Banks rally after watchdog cuts cost of car finance scandal compensation scheme from
Bank shares climbed yesterday after the City watchdog scaled back the estimated cost of a car finance ‘rip-off’ compensation scheme from £11billion to £9billion.
Lloyds Banking Group rose 1.2 per cent, or 1.06p, to 92.34p, while Barclays added 1.2 per cent, or 4.55p, to 389.45p.
Smaller lender Close Brothers rose 5 per cent, or 19p, to 400.6p.
It came after the Financial Conduct Authority (FCA) said it would tighten eligibility for the compensation scheme, meaning consumers who were not left out of pocket would not need to receive redress.
The number expected to receive a payout has been cut from 14m to 12m.
However, the average sum for those in line for compensation has climbed from £695 to £829.
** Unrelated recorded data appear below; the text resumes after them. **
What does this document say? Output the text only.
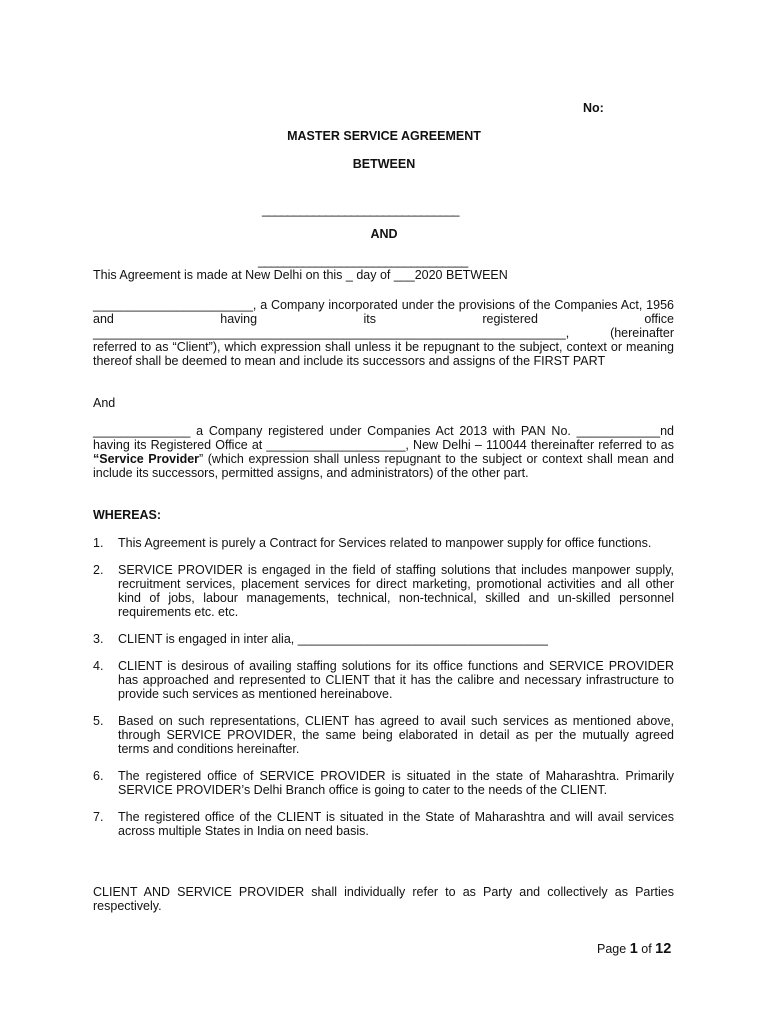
No:
MASTER SERVICE AGREEMENT
BETWEEN
_______________________________
AND
_________________________________
This Agreement is made at New Delhi on this _ day of ___2020 BETWEEN
_______________________, a Company incorporated under the provisions of the Companies Act, 1956 and having its registered office ____________________________________________________________________, (hereinafter referred to as “Client”), which expression shall unless it be repugnant to the subject, context or meaning thereof shall be deemed to mean and include its successors and assigns of the FIRST PART
And
______________ a Company registered under Companies Act 2013 with PAN No. ____________nd having its Registered Office at ____________________, New Delhi – 110044 thereinafter referred to as “Service Provider” (which expression shall unless repugnant to the subject or context shall mean and include its successors, permitted assigns, and administrators) of the other part.
WHEREAS:
1.	This Agreement is purely a Contract for Services related to manpower supply for office functions.
2.	SERVICE PROVIDER is engaged in the field of staffing solutions that includes manpower supply, recruitment services, placement services for direct marketing, promotional activities and all other kind of jobs, labour managements, technical, non-technical, skilled and un-skilled personnel requirements etc. etc.
3.	CLIENT is engaged in inter alia, ____________________________________
4.	CLIENT is desirous of availing staffing solutions for its office functions and SERVICE PROVIDER has approached and represented to CLIENT that it has the calibre and necessary infrastructure to provide such services as mentioned hereinabove.
5.	Based on such representations, CLIENT has agreed to avail such services as mentioned above, through SERVICE PROVIDER, the same being elaborated in detail as per the mutually agreed terms and conditions hereinafter.
6.	The registered office of SERVICE PROVIDER is situated in the state of Maharashtra. Primarily SERVICE PROVIDER’s Delhi Branch office is going to cater to the needs of the CLIENT.
7.	The registered office of the CLIENT is situated in the State of Maharashtra and will avail services across multiple States in India on need basis.
CLIENT AND SERVICE PROVIDER shall individually refer to as Party and collectively as Parties respectively.
Page 1 of 12
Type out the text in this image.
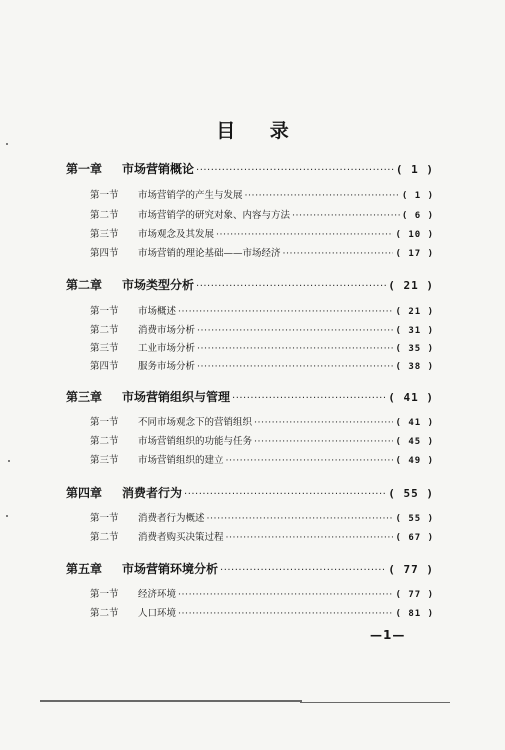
目 录
第一章	市场营销概论 ·····	( 1 )
第一节	市场营销学的产生与发展 ·····	( 1 )
第二节	市场营销学的研究对象、内容与方法 ·····	( 6 )
第三节	市场观念及其发展 ·····	( 10 )
第四节	市场营销的理论基础——市场经济 ·····	( 17 )
第二章	市场类型分析 ·····	( 21 )
第一节	市场概述 ·····	( 21 )
第二节	消费市场分析 ·····	( 31 )
第三节	工业市场分析 ·····	( 35 )
第四节	服务市场分析 ·····	( 38 )
第三章	市场营销组织与管理 ·····	( 41 )
第一节	不同市场观念下的营销组织 ·····	( 41 )
第二节	市场营销组织的功能与任务 ·····	( 45 )
第三节	市场营销组织的建立 ·····	( 49 )
第四章	消费者行为 ·····	( 55 )
第一节	消费者行为概述 ·····	( 55 )
第二节	消费者购买决策过程 ·····	( 67 )
第五章	市场营销环境分析 ·····	( 77 )
第一节	经济环境 ·····	( 77 )
第二节	人口环境 ·····	( 81 )
—1—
Compensation: Motorists are getting money back because of the way car dealers were given commissions by lenders to sell loans to customers, over a period from 2007 to 2024
Motorists are getting money back because of the way car dealers were given commissions by lenders to sell loans to customers over a period from 2007 to 2024.
In some cases, they received higher sums if they managed to sell pricier packages.
Russ Mould, investment director at AJ Bell, said: ‘The market reaction suggests this will be a mild shunt for [Lloyds] rather than anything more serious.’